MUSTAJAB DAN
KABUL
By: HISTISHA NR.
Bermula
dari Kata Doa
Doa itu
dalam bahasa Arab berasal dari kata دعاء
yang dapat diartikan dengan sapaan dan permintaan. Selama ini, banyak yang
memahami kata doa itu sekadar sebagai permintaan saja.

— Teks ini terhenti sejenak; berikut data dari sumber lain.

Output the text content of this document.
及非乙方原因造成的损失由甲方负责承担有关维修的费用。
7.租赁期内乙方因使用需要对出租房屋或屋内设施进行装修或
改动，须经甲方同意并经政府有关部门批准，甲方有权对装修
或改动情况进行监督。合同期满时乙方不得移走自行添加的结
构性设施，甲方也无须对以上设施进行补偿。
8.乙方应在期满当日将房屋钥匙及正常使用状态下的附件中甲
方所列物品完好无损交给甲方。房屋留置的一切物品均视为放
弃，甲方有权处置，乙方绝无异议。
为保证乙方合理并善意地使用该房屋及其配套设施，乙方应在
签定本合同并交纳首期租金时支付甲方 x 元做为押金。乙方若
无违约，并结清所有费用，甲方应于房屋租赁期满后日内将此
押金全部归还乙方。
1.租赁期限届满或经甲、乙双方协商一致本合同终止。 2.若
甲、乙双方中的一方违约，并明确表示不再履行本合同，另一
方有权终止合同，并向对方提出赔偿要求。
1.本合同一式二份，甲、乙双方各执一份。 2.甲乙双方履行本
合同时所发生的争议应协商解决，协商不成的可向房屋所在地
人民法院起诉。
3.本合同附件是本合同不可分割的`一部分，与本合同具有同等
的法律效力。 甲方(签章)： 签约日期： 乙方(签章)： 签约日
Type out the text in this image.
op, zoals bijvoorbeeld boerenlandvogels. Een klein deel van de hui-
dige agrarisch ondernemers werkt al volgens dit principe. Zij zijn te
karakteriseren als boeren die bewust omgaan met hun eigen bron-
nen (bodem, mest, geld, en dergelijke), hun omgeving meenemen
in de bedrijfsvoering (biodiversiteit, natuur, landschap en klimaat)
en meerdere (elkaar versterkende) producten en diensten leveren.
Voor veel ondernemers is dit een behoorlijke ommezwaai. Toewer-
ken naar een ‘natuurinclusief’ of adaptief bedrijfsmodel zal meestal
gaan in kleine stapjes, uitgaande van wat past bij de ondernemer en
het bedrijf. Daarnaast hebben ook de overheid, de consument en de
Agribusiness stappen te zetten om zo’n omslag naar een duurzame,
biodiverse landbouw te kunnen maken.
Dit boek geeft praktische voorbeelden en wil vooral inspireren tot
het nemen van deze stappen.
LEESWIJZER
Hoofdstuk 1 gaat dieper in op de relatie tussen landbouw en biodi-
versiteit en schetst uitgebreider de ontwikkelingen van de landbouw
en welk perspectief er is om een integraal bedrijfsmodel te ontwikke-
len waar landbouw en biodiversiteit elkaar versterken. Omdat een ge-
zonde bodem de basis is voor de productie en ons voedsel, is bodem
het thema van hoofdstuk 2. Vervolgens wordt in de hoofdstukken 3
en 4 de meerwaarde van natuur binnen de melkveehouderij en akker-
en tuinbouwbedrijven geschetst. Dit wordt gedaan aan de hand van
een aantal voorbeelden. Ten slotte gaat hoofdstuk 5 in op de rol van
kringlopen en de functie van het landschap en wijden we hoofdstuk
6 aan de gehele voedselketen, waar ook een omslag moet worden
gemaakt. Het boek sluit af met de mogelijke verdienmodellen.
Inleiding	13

Namun, dalam Al-Qur’an, Allah
memberikan contoh berdoa yang tepat, yang tidak lain terdapat dalam surat
pembukaan Al-Qur’an (Al-Fatihah). Dalam surat tersebut diajarkan cara berdoa yang
sopan yang seharusnya dilakukan oleh seorang hamba ketika berkomunikasi dengan
Tuhan. Sebab, doa itu adalah salah satu media berkomunikasi dengan antara hamba
dengan Tuhan.
Sebagai surat pembuka,
Al-Fatihah diisi dengan tujuh ayat yang masing-masing memiliki keterkaitan dan
saling membangun struktur Al-Fatihah itu sendiri. Ayat satu sampai dengan lima
itu adalah bentuk dari sapaan hamba kepada Tuhan. Sedangkan sisanya adalah
bentuk permintaan hamba kepada Tuhan.
Menilik dari keteraturan
struktur di atas, berarti yang seharusnya diberlakukan dalam doa seorang hamba
itu adalah, pertama menyapa Tuhan. Entah dengan pujian atau bagaimanapun
wujudnya. Selanjutnya, hamba barulah dapat menyebutkan permintaannya. Akan
tetapi, antara porsi sapaan dan permintaan akan lebih sopan dan lebih etis
ketika sapaan untuk Tuhan diberikan porsi lebih besar.
Penerimaan Doa
ادعوني أستجب لكم
Pada kata أستجب (dalam pandangan umum disebut mustajab) yang digunakan sejajar dengan
kata doa dalam potongan ayat tersebut, oleh A. Fuad Effendi diterjemahkan
dengan bahasa Indonesia respon. Berangkat dari satu kata itu, dikembalikan
lagi pada penggunaan dan praktiknya.
Kata respon memang lebih cocok
untuk memaknai kata mustajab. Sebab, kata respon itu lebih netral untuk
dikaitkan dengan doa yang memiliki dua maksud, sapaan dan permintaan. Ketika
disandingkan dengan sapaan, maka respon yang dimaksud kurang lebih adalah
tanggapan. Atau, katakanlah setiap sapaan seorang hamba pada Tuhan itu
senantiasa tertanggapi, tidak terabaikan dan tercuekkan. Sedangkan ketika
disandingkan dengan permintaan, maka yang dimaksud dengan respon adalah
tanggapan yang dapat berupa pemberian dan juga pencegahan. Sebagaimana
penuturan Ky. Jamal, bahwasannya dalam doa itu ada istilah ‘atha’ (عطاء) dan man’u (منع). ‘Atha’ adalah yang
diterjemahkan sebagai pemberian dan man’u lah yang diartikan sebagai
pencegahan. Pemberian Allah dan pencegahannya itu terkait dengan waktu dan
keadaan hamba yang berdoa dan lingkungannya. Dan pada pencegahan itu sebenarnya
Allah pun sedang menunjukkan pemberianNya melalui penundaan. Akan tetapi, masih
menunggu waktu yang tepat. Sebab, dalam pencegahan itu ada upaya penyelamatan
terhadap hamba dari sesuatu yang membahayakannya atau pengujian terhadap hamba
akan konsistensinya pada permintaan yang telah diucapkannya.
Sementara itu, ada pula penggunaan
kata kabul (قبول) atau makbul (مقبول) yang
disejajarkan dengan kata doa oleh kebanyakan orang pada umumnya. Pada dasarnya,
kata kabul yang berasal dari bahasa Arab itu memang diterjemahkan dengan kata
diterima. Namun pada praktik penggunaanya, kata kabul itu tidak sejajar dengan
doa melainkan tobat. Sehingga, pada bagian ini kata kabul memiliki antonim
mardud (مردود) yang artinya ditolak.
Padahal untuk doa itu tidak tepat jika ada kata penolakan. Sebab, yang ada
hanya pemberian dan pencegahan atau penundaan.